The iconostasis in the church in Sosnowica dates back to the 19th century and consists of 15 icons arranged in two rows. The lower row contains 10 icons, including four on the royal doors. From the left, these depict St. Helena and St. Constantine, St. Stephen, the Mother of God, Christ Pantocrator, St. Michael the Archangel, and the church's patrons, Saints Peter and Paul. The upper row features four icons: The Last Supper, The Nativity of the Mother of God, The Dormition of the Mother of God, and The Resurrection of Christ. The icon of the Last Supper was transferred from the iconostasis of the previous church in Sosnowica. The entire iconostasis follows the Russian ecclesiastical art style of the second half of the 19th century. Additionally, side icon cases in the church display icons of St. Vladimir and St. Olga, as well as Saints Cyril and Methodius. These icon cases were donated to the local parish by the future saint, John of Kronstadt.

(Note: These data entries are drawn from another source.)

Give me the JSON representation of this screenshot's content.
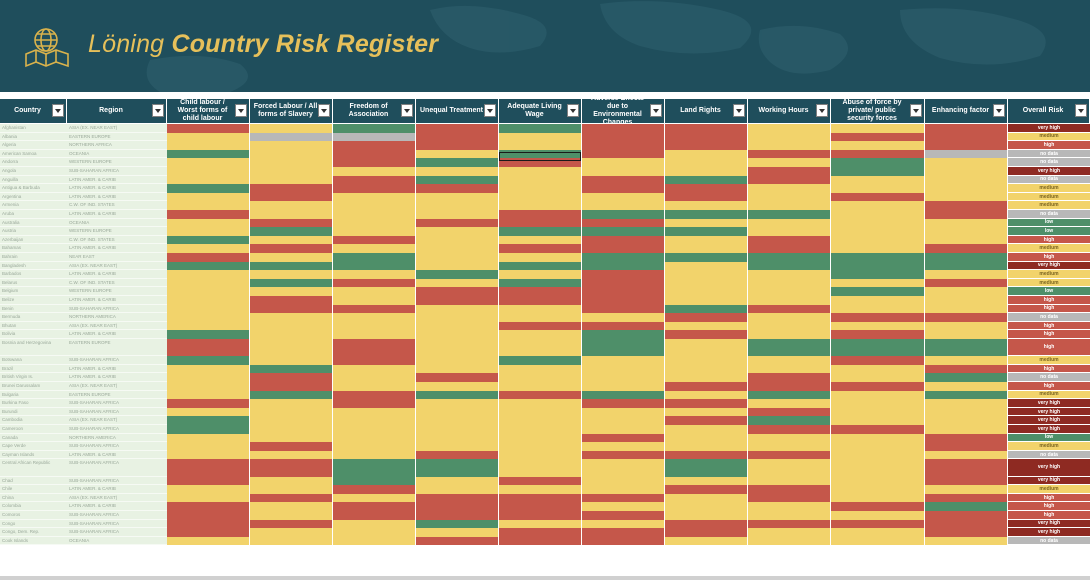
{
  "app": {
    "brand": "Löning",
    "title": "Country Risk Register"
  },
  "colors": {
    "banner": "#1f4e5c",
    "title": "#e6c05a",
    "red": "#c5574a",
    "yellow": "#f2d36b",
    "green": "#4e8f69",
    "gray": "#b8b8b8",
    "darkred": "#8e2a22"
  },
  "icons": [
    "globe-map-icon",
    "dropdown-arrow-icon"
  ],
  "headers": [
    "Country",
    "Region",
    "Child labour / Worst forms of child labour",
    "Forced Labour / All forms of Slavery",
    "Freedom of Association",
    "Unequal Treatment",
    "Adequate Living Wage",
    "Adverse Effects due to Environmental Changes",
    "Land Rights",
    "Working Hours",
    "Abuse of force by private/ public security forces",
    "Enhancing factor",
    "Overall Risk"
  ],
  "grid_codes": "RYGRGRRYYRYDDRYRRYRRYYRRYRRYYRGYRYGRYRRDYYRGRYYYGYYYYYYYYRGYYYRGYRGRYYGRRRYRRYYYYRYYYYRYRYYYYYYYYYYRRYYYRGGGYRYRYRRRYYYYYGYYGGGYYYGYRYYRYRYYYRYYRRYRYRRYGYYGGGGGGGGYGGYGGGYYYGYRYYGYYGRYGRYYYRYYYRRRYYGYYRYRRRYYYYYRRYYRGRYYYYYYYYRYRRYYYYRRYYYYGYYYYGRYRYRYRYYGYGGGGYRYGYYYRYYGYYYYYYYRYRYRYYYRYGYRYYYYRRRYYGRGRGYGYGRYRYYRRYYYYYYYYYYRYYGYYYYYRGYYGYYYYYYRRYYYYYYRYYYRYRYYYYYYYRYYYRYRRRYYRRGGYYGYYRRYGYRYYYYRYYRYYYRRYYYRYRRRYRYRRYRRRYYYRGRYRRRRYYYRRRYGYYRRRRRYYYRRRYYRYYYRRRYYYYRRGYYGYRYRRYRYYRRYRYYYRRRRYRRYRRYYYRRYRYRRRYYRYYYYYYYGRYRRRRYYYRRRYRYRRYYRRRYRYRYRYYYRRRGRYRRRRRRYYYYRRYRYYRRRRRRYRYRRYYRYYYRYYRYYRRRYRRRRRRRRRYYRRRRRRRYYRGRRRGYYRRRGRRRRRRYYRRRYYYRRYRYRYRRYYYYGRRYYRRRYRRRYYYRYRRYYYYRRGGRRRRRRYRRRGYYRYRGYYRYYRYYRYRYYRRRRGYYYYYYYRRYYRYRRRYYGRRYYYYRRRYRYRRRRRYYRGYYRYRRRGYYYYGYRRYRRGYRYRYYYRRYRRRYYRRYRRRYYRYRRRRRRYRYYRYRGYRYRRRRYRRYRYRYYRRYGRRRRYRRGYYRRRRYYYYYRRRYRRYRYRRYRYYRRRYRYYYYRRRRRRYYYRYRRYYYYYYRYYYRRYRYRRRRYYYYYRRYRRRRYYRYYYYYYRYYYYYYYRRRYRRRYYRRYRRYYRYRRGYYRYYYRYYYYYYYYYYYRRYYGYRYYYYRRYYYRRYRYYYYYYRRYYRRGYYRYYYYRRGYYYYYYRRYYRRRYGRRRRRYYRYYRRYYYRYYYYYYYRYRYYRRYRRYYRYRYYRYRYYYYRRRRRRYYRRRYYRYGRRRRYYYRRRRRYYRRGRRRRRYYYYYRRRYYYYRRYRYGRYGYYYRRRGRYYYYRRRYGYYRGYYYYRRRGRRRRRRYYRRRGYYGYRRRYYRRRYRRYYRYRRGRRRRRYYRYYYRRRRYRGYYYYRRYRRRYYYRYYYRYRRRYYYYGRRYYYYRRYYRYYRYYRYRRYYGRRYRRYYYRRGRYRRYYRRYRRRYYYYYYRRRRRRYRRRRRYYRRYRRRGGYYRYYRRRRRGYYYRYYYYRYYYYYRRRRYYRRRRRRRYGRRYRYRYRYYYRYRYYYYYRRYYRYRYRRRRRRYYRRYYYRRYRRYRGYRYYYRYYYRYYYYRRRGYYRYRRYYYRRGYYRRRRRYYYRRRGYYYYRRYYRYRRRYRRYRYYRRYYYRYYYYRRRRRYYRRGYRRGGYYYGYRYYRRGGGGGGGGYGGGYYYYRYYYYYGGYYYRGGGYRRRGGYGYGYRYYYYRYYRYYGRRYYRGRRYYYRRYRRYYRRYYYRYYYYYRRYYRYYRYYYYYYRRYYRYRRYYGYYRRYRYRRYYYYYYYRRYRRRYYYRRGRYYRYRYYYYRRRRRRRRRYYYYYRYYRYRRRRRYYYYRYYYYYYYRYYRYRYRYYYYRRRRYRYRYRRRYYYRYYYYYRRYRYYRYYYYRYYRRRYYRRRRRYRYYRYRRRYYYYRYYRYRYYYRRYRRYYRYYRRRYYRRRYYYRRRRYRRGGGGGGGGGGGGGGGGGGGGGGGGGGGYRYRRRRYYYYYYYRRYYRRYRRRYRRYRYRYYRYRRYRRYYRRYRYRRYRRRYRYRRYRRRRRRRYRYYRRYRRRRRRYRRYRRYYRRYRRYRRYRRRYYRYYYYRRRRRRRRYYYRRGYRRRRYYRRYRRYYYRRRRYYRYRRRRRYYRRYRYRRRYYYRRRYYYRRYYRYYRRRRRYYYYRRYYRYRRRYYYRRGRRRYRRRYYYYRRRRYYRRRRRRRRRRRRRRRRRRRRRRRRRRRRRRRRR",
  "rows": [
    {
      "country": "Afghanistan",
      "region": "ASIA (EX. NEAR EAST)",
      "risk": "very high"
    },
    {
      "country": "Albania",
      "region": "EASTERN EUROPE",
      "risk": "medium"
    },
    {
      "country": "Algeria",
      "region": "NORTHERN AFRICA",
      "risk": "high"
    },
    {
      "country": "American Samoa",
      "region": "OCEANIA",
      "risk": "no data"
    },
    {
      "country": "Andorra",
      "region": "WESTERN EUROPE",
      "risk": "no data"
    },
    {
      "country": "Angola",
      "region": "SUB-SAHARAN AFRICA",
      "risk": "very high"
    },
    {
      "country": "Anguilla",
      "region": "LATIN AMER. & CARIB",
      "risk": "no data"
    },
    {
      "country": "Antigua & Barbuda",
      "region": "LATIN AMER. & CARIB",
      "risk": "medium"
    },
    {
      "country": "Argentina",
      "region": "LATIN AMER. & CARIB",
      "risk": "medium"
    },
    {
      "country": "Armenia",
      "region": "C.W. OF IND. STATES",
      "risk": "medium"
    },
    {
      "country": "Aruba",
      "region": "LATIN AMER. & CARIB",
      "risk": "no data"
    },
    {
      "country": "Australia",
      "region": "OCEANIA",
      "risk": "low"
    },
    {
      "country": "Austria",
      "region": "WESTERN EUROPE",
      "risk": "low"
    },
    {
      "country": "Azerbaijan",
      "region": "C.W. OF IND. STATES",
      "risk": "high"
    },
    {
      "country": "Bahamas",
      "region": "LATIN AMER. & CARIB",
      "risk": "medium"
    },
    {
      "country": "Bahrain",
      "region": "NEAR EAST",
      "risk": "high"
    },
    {
      "country": "Bangladesh",
      "region": "ASIA (EX. NEAR EAST)",
      "risk": "very high"
    },
    {
      "country": "Barbados",
      "region": "LATIN AMER. & CARIB",
      "risk": "medium"
    },
    {
      "country": "Belarus",
      "region": "C.W. OF IND. STATES",
      "risk": "medium"
    },
    {
      "country": "Belgium",
      "region": "WESTERN EUROPE",
      "risk": "low"
    },
    {
      "country": "Belize",
      "region": "LATIN AMER. & CARIB",
      "risk": "high"
    },
    {
      "country": "Benin",
      "region": "SUB-SAHARAN AFRICA",
      "risk": "high"
    },
    {
      "country": "Bermuda",
      "region": "NORTHERN AMERICA",
      "risk": "no data"
    },
    {
      "country": "Bhutan",
      "region": "ASIA (EX. NEAR EAST)",
      "risk": "high"
    },
    {
      "country": "Bolivia",
      "region": "LATIN AMER. & CARIB",
      "risk": "high"
    },
    {
      "country": "Bosnia and Herzegovina",
      "region": "EASTERN EUROPE",
      "risk": "high",
      "tall": true
    },
    {
      "country": "Botswana",
      "region": "SUB-SAHARAN AFRICA",
      "risk": "medium"
    },
    {
      "country": "Brazil",
      "region": "LATIN AMER. & CARIB",
      "risk": "high"
    },
    {
      "country": "British Virgin Is.",
      "region": "LATIN AMER. & CARIB",
      "risk": "no data"
    },
    {
      "country": "Brunei Darussalam",
      "region": "ASIA (EX. NEAR EAST)",
      "risk": "high"
    },
    {
      "country": "Bulgaria",
      "region": "EASTERN EUROPE",
      "risk": "medium"
    },
    {
      "country": "Burkina Faso",
      "region": "SUB-SAHARAN AFRICA",
      "risk": "very high"
    },
    {
      "country": "Burundi",
      "region": "SUB-SAHARAN AFRICA",
      "risk": "very high"
    },
    {
      "country": "Cambodia",
      "region": "ASIA (EX. NEAR EAST)",
      "risk": "very high"
    },
    {
      "country": "Cameroon",
      "region": "SUB-SAHARAN AFRICA",
      "risk": "very high"
    },
    {
      "country": "Canada",
      "region": "NORTHERN AMERICA",
      "risk": "low"
    },
    {
      "country": "Cape Verde",
      "region": "SUB-SAHARAN AFRICA",
      "risk": "medium"
    },
    {
      "country": "Cayman Islands",
      "region": "LATIN AMER. & CARIB",
      "risk": "no data"
    },
    {
      "country": "Central African Republic",
      "region": "SUB-SAHARAN AFRICA",
      "risk": "very high",
      "tall": true
    },
    {
      "country": "Chad",
      "region": "SUB-SAHARAN AFRICA",
      "risk": "very high"
    },
    {
      "country": "Chile",
      "region": "LATIN AMER. & CARIB",
      "risk": "medium"
    },
    {
      "country": "China",
      "region": "ASIA (EX. NEAR EAST)",
      "risk": "high"
    },
    {
      "country": "Colombia",
      "region": "LATIN AMER. & CARIB",
      "risk": "high"
    },
    {
      "country": "Comoros",
      "region": "SUB-SAHARAN AFRICA",
      "risk": "high"
    },
    {
      "country": "Congo",
      "region": "SUB-SAHARAN AFRICA",
      "risk": "very high"
    },
    {
      "country": "Congo, Dem. Rep.",
      "region": "SUB-SAHARAN AFRICA",
      "risk": "very high"
    },
    {
      "country": "Cook Islands",
      "region": "OCEANIA",
      "risk": "no data"
    }
  ]
}
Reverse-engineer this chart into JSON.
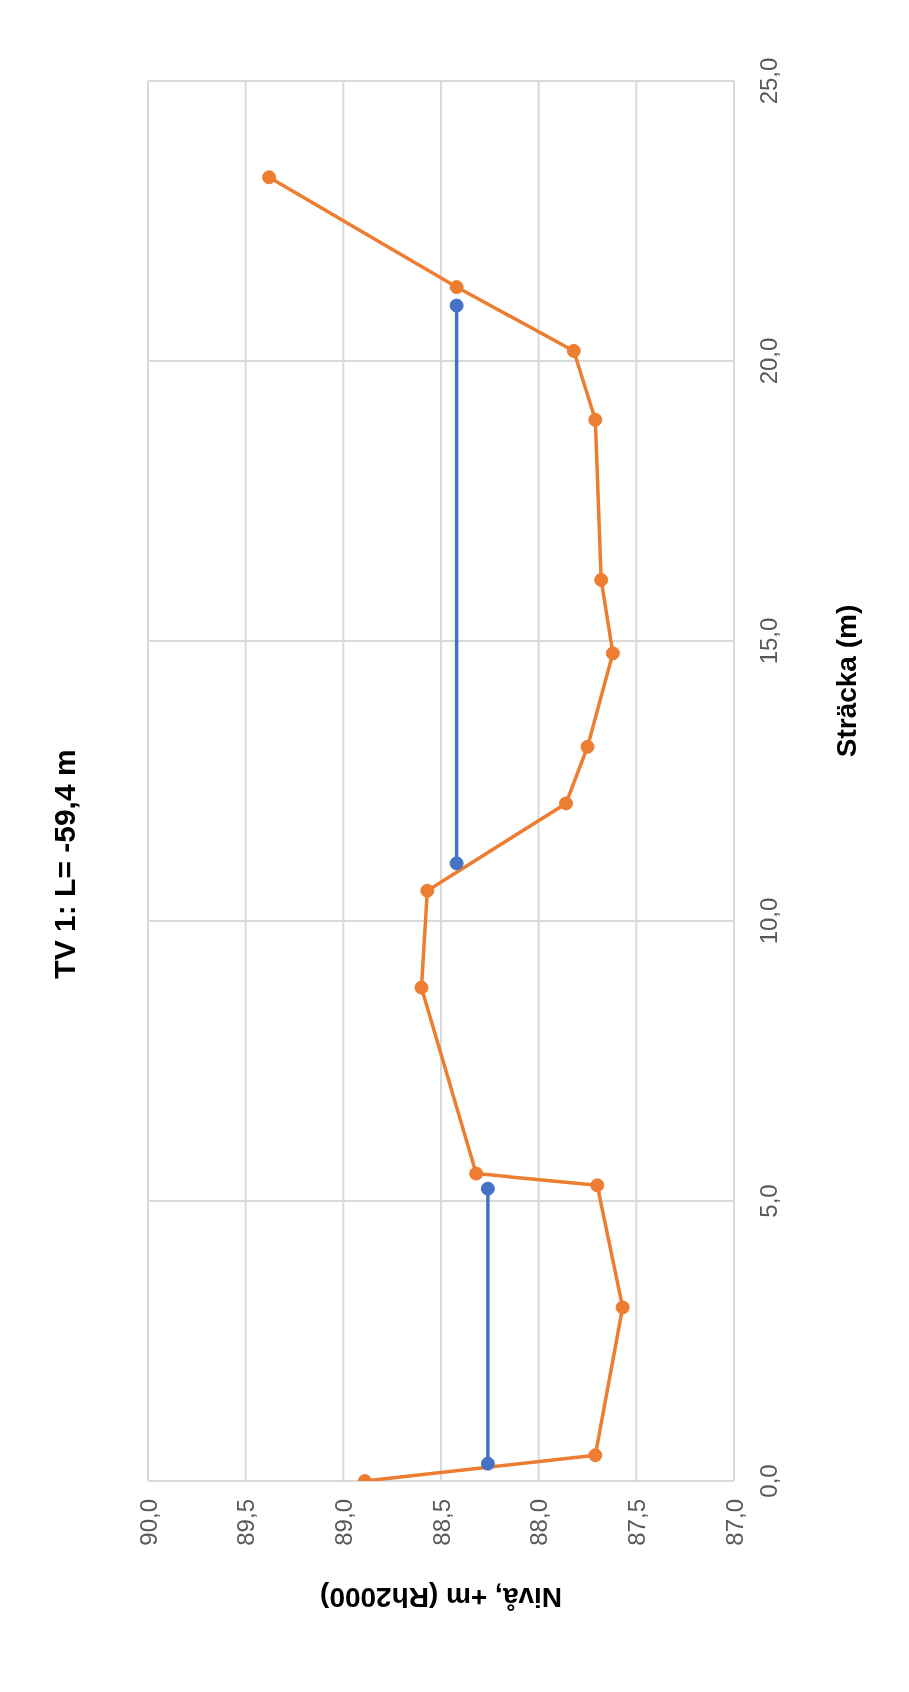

Among the surviving icons venerated in the church, depictions of Jesus Christ and St. Stephen are preserved. As of 2012, these are exhibited in the Polesian National Park in Urszulin. The icons were stolen in the 1990s and later recovered at the Polish-Ukrainian border. The thieves had also taken other icons, which were subsequently destroyed. Although some frescoes in the church's interior have partially survived, other liturgical items such as vessels, vestments, and smaller icons were lost. Currently, these are brought from the church in Horostyta before the annual patronal feast.

The church was listed as a historical monument on 2 May 1988 under registry number A/144/50.